AgrEvo also analyzed whether the genetic modification might have altered the allergenic potential of seed derived from the new soybean varieties. AgrEvo screened soybean seed extracts from lines derived from both A2704-12 and A5547-127 events as well as their non-transgenic counterparts against a panel of sera from 16 soy-allergic individuals using Radioallergosorbent Test (RAST). In other studies, pooled sera were used in RAST inhibition assays and in immunoblotting. AgrEvo reports that the results of these studies demonstrate that there is no qualitative or quantitative difference in endogenous soybean allergen content between the two transgenic soybean varieties and their non-transgenic counterparts.
AgrEvo conducted the following analyses for lines derived from transformation events A2704-12 and A5547-127: 1) proximate analysis (moisture, crude protein, crude fat, ash, acid detergent fiber, neutral detergent fiber, carbohydrate) in hay, forage, seed, hulls, and toasted and non-toasted defatted soy meal; 2) minerals (calcium, phosphorus, and potassium) in seed; 3) fatty acid analysis in seed and food grade oil; and 4) amino acid analysis in seed, soy isolates, and non-toasted as well as toasted soy meal.
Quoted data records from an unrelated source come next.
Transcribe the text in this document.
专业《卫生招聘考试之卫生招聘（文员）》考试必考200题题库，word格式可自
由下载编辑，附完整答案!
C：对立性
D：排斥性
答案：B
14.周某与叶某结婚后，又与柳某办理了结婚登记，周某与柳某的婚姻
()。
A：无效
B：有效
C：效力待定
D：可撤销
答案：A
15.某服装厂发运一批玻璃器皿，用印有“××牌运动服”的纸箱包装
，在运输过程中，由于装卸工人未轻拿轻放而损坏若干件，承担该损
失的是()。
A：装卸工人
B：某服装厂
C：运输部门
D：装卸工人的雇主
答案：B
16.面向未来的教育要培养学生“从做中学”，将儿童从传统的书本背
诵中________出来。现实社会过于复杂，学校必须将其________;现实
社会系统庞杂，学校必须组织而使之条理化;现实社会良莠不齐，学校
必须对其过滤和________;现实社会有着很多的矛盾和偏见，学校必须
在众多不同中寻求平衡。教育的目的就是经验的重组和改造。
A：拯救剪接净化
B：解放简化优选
AgrEvo reported that there were no nutritionally significant differences in proximates or mineral contents between the new soybean varieties and current commercial varieties and that values obtained were similar to values established for soybeans. In addition, no statistically significant differences were observed for amino acid levels between soybeans derived from event A5547-127 and non-transgenic soybeans. Statistical differences were seen in the levels of some amino acids between soybeans derived from event A2704-12 and the non-transgenic counterpart with the levels in the new variety being higher. AgrEvo states that although differences were noted, the amino acid profiles for both soybean varieties and the non-transgenic varieties were qualitatively and quantitatively similar to those reported by the US Department of Agriculture (USDA) for soybeans with glutamic acid being present at the highest level and tryptophan being present at the lowest level. Similarly, when the fatty acid profile of oil derived from the new soybean varieties was compared to the fatty acid profile of oil derived from non-transgenic soybean, differences were observed for some fatty acids. However, AgrEvo notes that the qualitative and quantitative profiles of total lipids and fatty acids of the transgenic soybeans as well as non-transgenic soybeans are similar to profiles reported for soybeans by USDA.
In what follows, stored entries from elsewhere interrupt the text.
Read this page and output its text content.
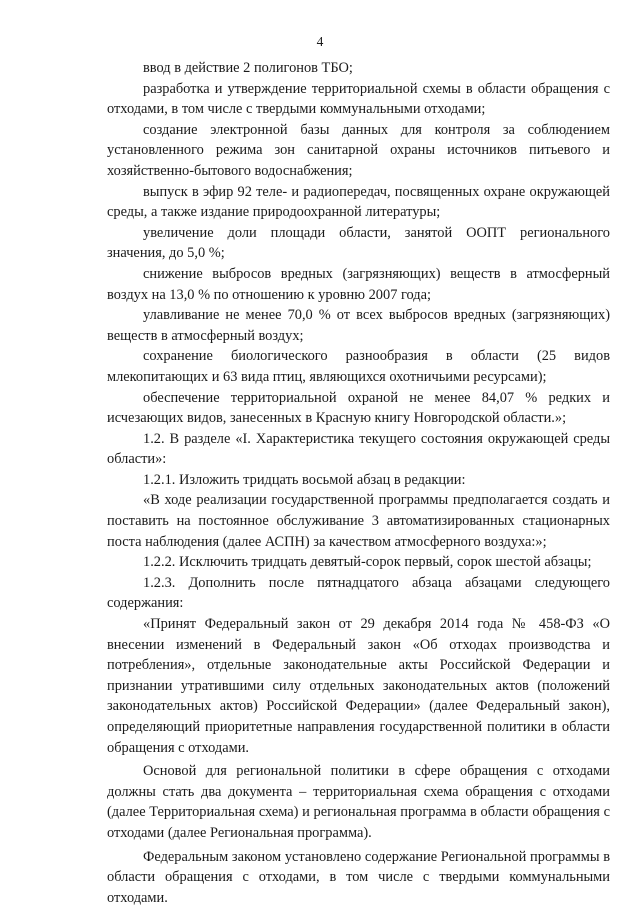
4

ввод в действие 2 полигонов ТБО;

разработка и утверждение территориальной схемы в области обращения с отходами, в том числе с твердыми коммунальными отходами;

создание электронной базы данных для контроля за соблюдением установленного режима зон санитарной охраны источников питьевого и хозяйственно-бытового водоснабжения;

выпуск в эфир 92 теле- и радиопередач, посвященных охране окружающей среды, а также издание природоохранной литературы;

увеличение доли площади области, занятой ООПТ регионального значения, до 5,0 %;

снижение выбросов вредных (загрязняющих) веществ в атмосферный воздух на 13,0 % по отношению к уровню 2007 года;

улавливание не менее 70,0 % от всех выбросов вредных (загрязняющих) веществ в атмосферный воздух;

сохранение биологического разнообразия в области (25 видов млекопитающих и 63 вида птиц, являющихся охотничьими ресурсами);

обеспечение территориальной охраной не менее 84,07 % редких и исчезающих видов, занесенных в Красную книгу Новгородской области.»;

1.2. В разделе «I. Характеристика текущего состояния окружающей среды области»:

1.2.1. Изложить тридцать восьмой абзац в редакции:

«В ходе реализации государственной программы предполагается создать и поставить на постоянное обслуживание 3 автоматизированных стационарных поста наблюдения (далее АСПН) за качеством атмосферного воздуха:»;

1.2.2. Исключить тридцать девятый-сорок первый, сорок шестой абзацы;

1.2.3. Дополнить после пятнадцатого абзаца абзацами следующего содержания:

«Принят Федеральный закон от 29 декабря 2014 года № 458-ФЗ «О внесении изменений в Федеральный закон «Об отходах производства и потребления», отдельные законодательные акты Российской Федерации и признании утратившими силу отдельных законодательных актов (положений законодательных актов) Российской Федерации» (далее Федеральный закон), определяющий приоритетные направления государственной политики в области обращения с отходами.

Основой для региональной политики в сфере обращения с отходами должны стать два документа – территориальная схема обращения с отходами (далее Территориальная схема) и региональная программа в области обращения с отходами (далее Региональная программа).

Федеральным законом установлено содержание Региональной программы в области обращения с отходами, в том числе с твердыми коммунальными отходами.
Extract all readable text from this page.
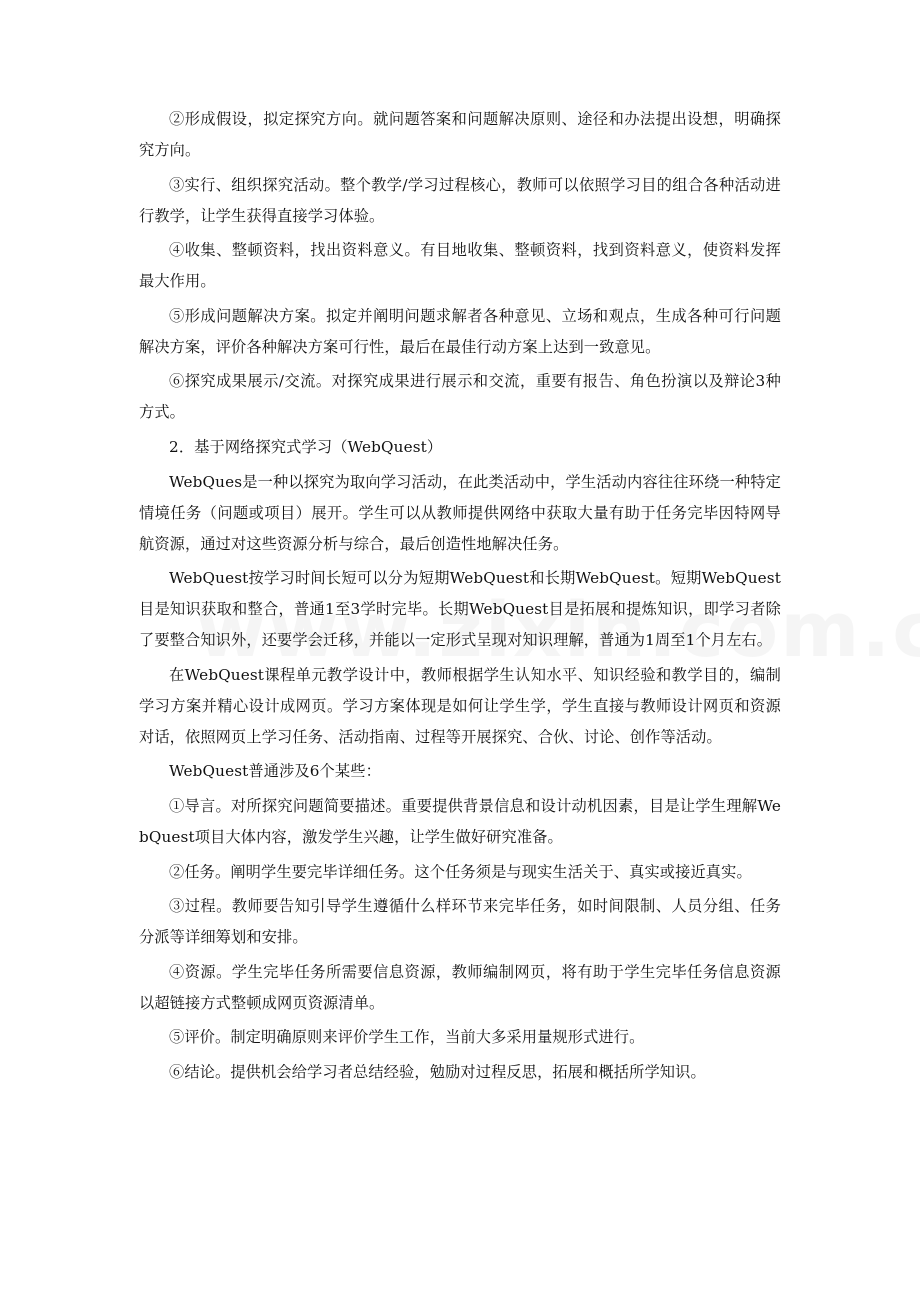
②形成假设，拟定探究方向。就问题答案和问题解决原则、途径和办法提出设想，明确探究方向。

③实行、组织探究活动。整个教学/学习过程核心，教师可以依照学习目的组合各种活动进行教学，让学生获得直接学习体验。

④收集、整顿资料，找出资料意义。有目地收集、整顿资料，找到资料意义，使资料发挥最大作用。

⑤形成问题解决方案。拟定并阐明问题求解者各种意见、立场和观点，生成各种可行问题解决方案，评价各种解决方案可行性，最后在最佳行动方案上达到一致意见。

⑥探究成果展示/交流。对探究成果进行展示和交流，重要有报告、角色扮演以及辩论3种方式。

2．基于网络探究式学习（WebQuest）

WebQues是一种以探究为取向学习活动，在此类活动中，学生活动内容往往环绕一种特定情境任务（问题或项目）展开。学生可以从教师提供网络中获取大量有助于任务完毕因特网导航资源，通过对这些资源分析与综合，最后创造性地解决任务。

WebQuest按学习时间长短可以分为短期WebQuest和长期WebQuest。短期WebQuest目是知识获取和整合，普通1至3学时完毕。长期WebQuest目是拓展和提炼知识，即学习者除了要整合知识外，还要学会迁移，并能以一定形式呈现对知识理解，普通为1周至1个月左右。

在WebQuest课程单元教学设计中，教师根据学生认知水平、知识经验和教学目的，编制学习方案并精心设计成网页。学习方案体现是如何让学生学，学生直接与教师设计网页和资源对话，依照网页上学习任务、活动指南、过程等开展探究、合伙、讨论、创作等活动。

WebQuest普通涉及6个某些：

①导言。对所探究问题简要描述。重要提供背景信息和设计动机因素，目是让学生理解WebQuest项目大体内容，激发学生兴趣，让学生做好研究准备。

②任务。阐明学生要完毕详细任务。这个任务须是与现实生活关于、真实或接近真实。

③过程。教师要告知引导学生遵循什么样环节来完毕任务，如时间限制、人员分组、任务分派等详细筹划和安排。

④资源。学生完毕任务所需要信息资源，教师编制网页，将有助于学生完毕任务信息资源以超链接方式整顿成网页资源清单。

⑤评价。制定明确原则来评价学生工作，当前大多采用量规形式进行。

⑥结论。提供机会给学习者总结经验，勉励对过程反思，拓展和概括所学知识。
AgrEvo notes that the statistically significant differences in some amino acids and fatty acids could be due to factors such as growing conditions, maturity at harvest, post harvest storage and processing, and the inherent variability of nutrient content. The differences were not observed consistently in samples obtained from all growing regions. AgrEvo concludes that the differences observed are not meaningful from a nutritional point of view.
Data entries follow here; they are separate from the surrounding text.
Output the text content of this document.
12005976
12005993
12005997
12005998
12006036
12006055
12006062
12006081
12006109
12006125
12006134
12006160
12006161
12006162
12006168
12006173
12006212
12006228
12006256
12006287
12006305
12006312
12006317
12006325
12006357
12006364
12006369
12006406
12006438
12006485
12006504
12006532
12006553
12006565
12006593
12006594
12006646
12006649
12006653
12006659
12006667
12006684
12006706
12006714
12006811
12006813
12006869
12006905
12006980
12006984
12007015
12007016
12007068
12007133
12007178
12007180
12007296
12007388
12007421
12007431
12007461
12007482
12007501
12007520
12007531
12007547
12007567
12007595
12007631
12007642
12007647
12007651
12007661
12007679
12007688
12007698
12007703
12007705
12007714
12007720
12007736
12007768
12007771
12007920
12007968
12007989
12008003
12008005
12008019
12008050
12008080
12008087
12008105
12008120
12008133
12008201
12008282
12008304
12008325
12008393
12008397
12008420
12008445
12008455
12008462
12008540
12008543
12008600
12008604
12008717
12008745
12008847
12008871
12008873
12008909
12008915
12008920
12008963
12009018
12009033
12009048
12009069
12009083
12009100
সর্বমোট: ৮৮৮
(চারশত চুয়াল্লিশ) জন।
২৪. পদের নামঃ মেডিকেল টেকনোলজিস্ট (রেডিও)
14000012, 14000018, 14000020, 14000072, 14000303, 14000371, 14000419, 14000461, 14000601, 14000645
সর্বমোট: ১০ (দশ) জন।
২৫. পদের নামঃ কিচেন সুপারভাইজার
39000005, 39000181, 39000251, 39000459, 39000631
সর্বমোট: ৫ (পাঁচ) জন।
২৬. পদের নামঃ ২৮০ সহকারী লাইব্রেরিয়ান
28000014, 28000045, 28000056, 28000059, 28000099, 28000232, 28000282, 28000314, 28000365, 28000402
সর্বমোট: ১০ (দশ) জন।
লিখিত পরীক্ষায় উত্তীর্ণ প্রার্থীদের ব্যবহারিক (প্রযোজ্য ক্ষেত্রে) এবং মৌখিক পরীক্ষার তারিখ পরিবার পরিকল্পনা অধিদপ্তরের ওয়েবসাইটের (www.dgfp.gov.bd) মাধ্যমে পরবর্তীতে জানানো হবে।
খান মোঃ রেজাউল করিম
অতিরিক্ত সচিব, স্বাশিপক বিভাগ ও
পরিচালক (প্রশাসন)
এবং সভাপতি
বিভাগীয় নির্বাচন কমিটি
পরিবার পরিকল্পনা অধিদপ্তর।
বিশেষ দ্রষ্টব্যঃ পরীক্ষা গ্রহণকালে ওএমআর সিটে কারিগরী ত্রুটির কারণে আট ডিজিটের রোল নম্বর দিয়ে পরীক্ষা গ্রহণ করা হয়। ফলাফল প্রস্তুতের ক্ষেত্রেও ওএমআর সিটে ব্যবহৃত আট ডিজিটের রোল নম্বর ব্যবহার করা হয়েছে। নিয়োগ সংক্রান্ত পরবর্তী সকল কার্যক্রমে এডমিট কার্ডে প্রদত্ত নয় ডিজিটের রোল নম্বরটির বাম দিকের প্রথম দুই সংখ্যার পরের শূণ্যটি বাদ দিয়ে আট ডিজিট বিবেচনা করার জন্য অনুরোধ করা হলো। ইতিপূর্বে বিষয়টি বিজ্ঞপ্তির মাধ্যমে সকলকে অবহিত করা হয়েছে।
AgrEvo has concluded that its transgenic glufosinate-tolerant soybean lines are not materially different in terms of food safety and nutritional profile from soybean varieties currently on the market. At this time, based on AgrEvo's description of its data and analyses, the Agency considers AgrEvo's consultation on soybean lines from transformation events A2704-12 and A5547-127 to be complete.